臓器移植法改正後の脳死肝移植を如何に推進すべきか-新たな問題点とその解決

タイトル 肝W4-3:

現行の臓器配分システムの問題点:原発性胆汁性肝硬変患者の待機死亡リスク

演者 玄田 拓哉(順天堂大静岡病院・消化器内科)
共同演者 市田 隆文(順天堂大静岡病院・消化器内科DELIMITER日本脳死肝移植適応評価委員会)
抄録 【目的】脳死肝移植レシピエント登録患者の背景肝疾患が待機死亡に与える影響を検討した。【方法】1997年10月から2011年8月末までに日本脳死肝移植適応評価委員会において評価を受け、臓器移植ネットワークにレシピエント候補として登録された18歳以上の患者の中から劇症肝炎患者と再移植患者を除いた1056例を対象とした。適応評価委員会事務局データベースに登録された臨床情報と、臓器移植ネットワークに記録された2011年9月末時点の転帰を用い、待機死亡に寄与する因子を解析した。背景肝疾患の待機死亡ハザード比はC型肝硬変患者を対照として算出した。【成績】Cox比例ハザードモデルによる多変量解析の結果、登録時年齢、性別、血液型、背景肝疾患の中で、待機死亡に寄与する有意な要因として年齢とPBC、多発性肝のう胞症が抽出された。

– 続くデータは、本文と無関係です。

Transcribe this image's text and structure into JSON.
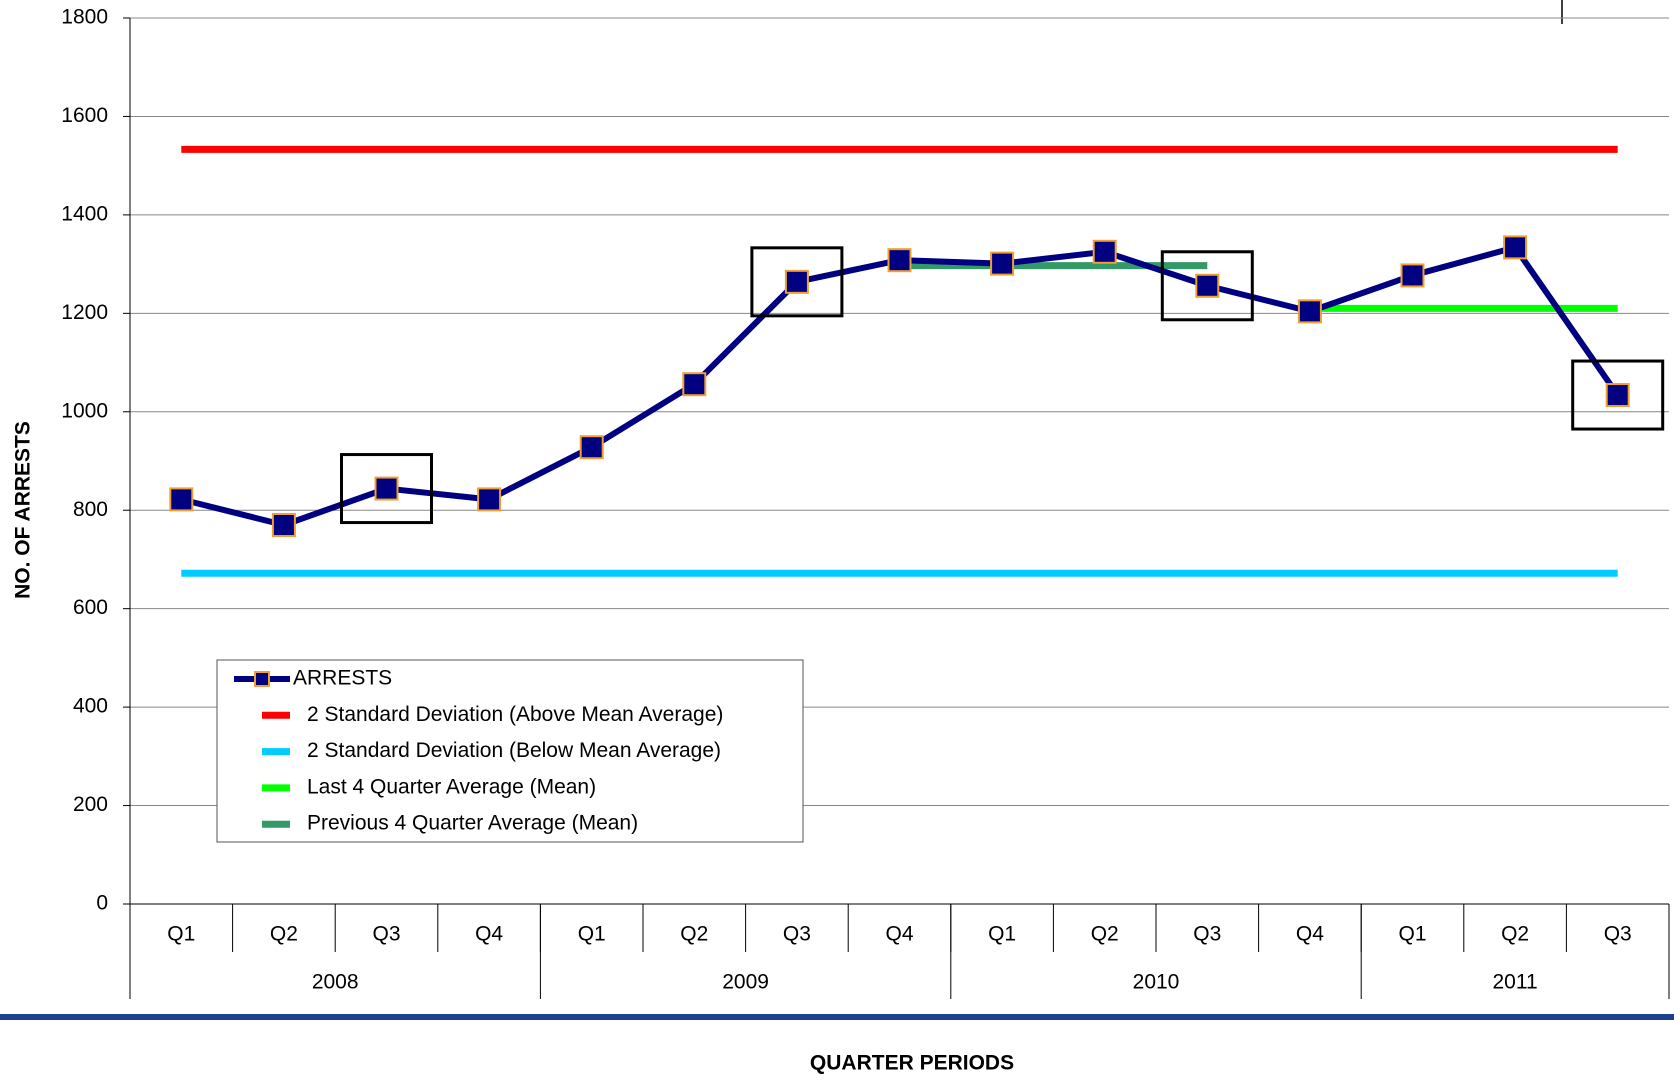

PBC患者の待機死亡ハザード比は1.79(95%CI 1.34-2.39、P<0.001)であり、Kaplan-Meier法で算出した全C型肝硬変患者と全PBC患者の待機生存期間には有意差が認められた(中央値631日vs.392日、P=0.001)。両者の患者背景を比較すると、C型肝硬変患者ではCrとPT-INRが高値で、PBC患者はT-bilとMELDスコアが高値であった。CTPスコアに差は認めなかった。CTPスコア、医学的緊急性、MELDスコアで調整したPBC患者の待機死亡に関するハザード比はそれぞれ、2.02、1.62、1.32であり、前二者は統計学的に有意であったがMELDスコアで調整したハザード比は有意ではなかった。MELDスコアを用いて患者を層別化して累積待機生存率を検討した場合も、両者に差は認められなくなった。【結論】PBC患者は他疾患患者と比較して待機死亡リスクが高いことが判明した。CTPスコアあるいは現行の医学的緊急性を用いた予後予測ではPBC患者の待機死亡リスクを臓器配分に反映することは困難で、MELDスコアを用いることで公平な予後予測に基づく適切な臓器配分が可能と考えられた。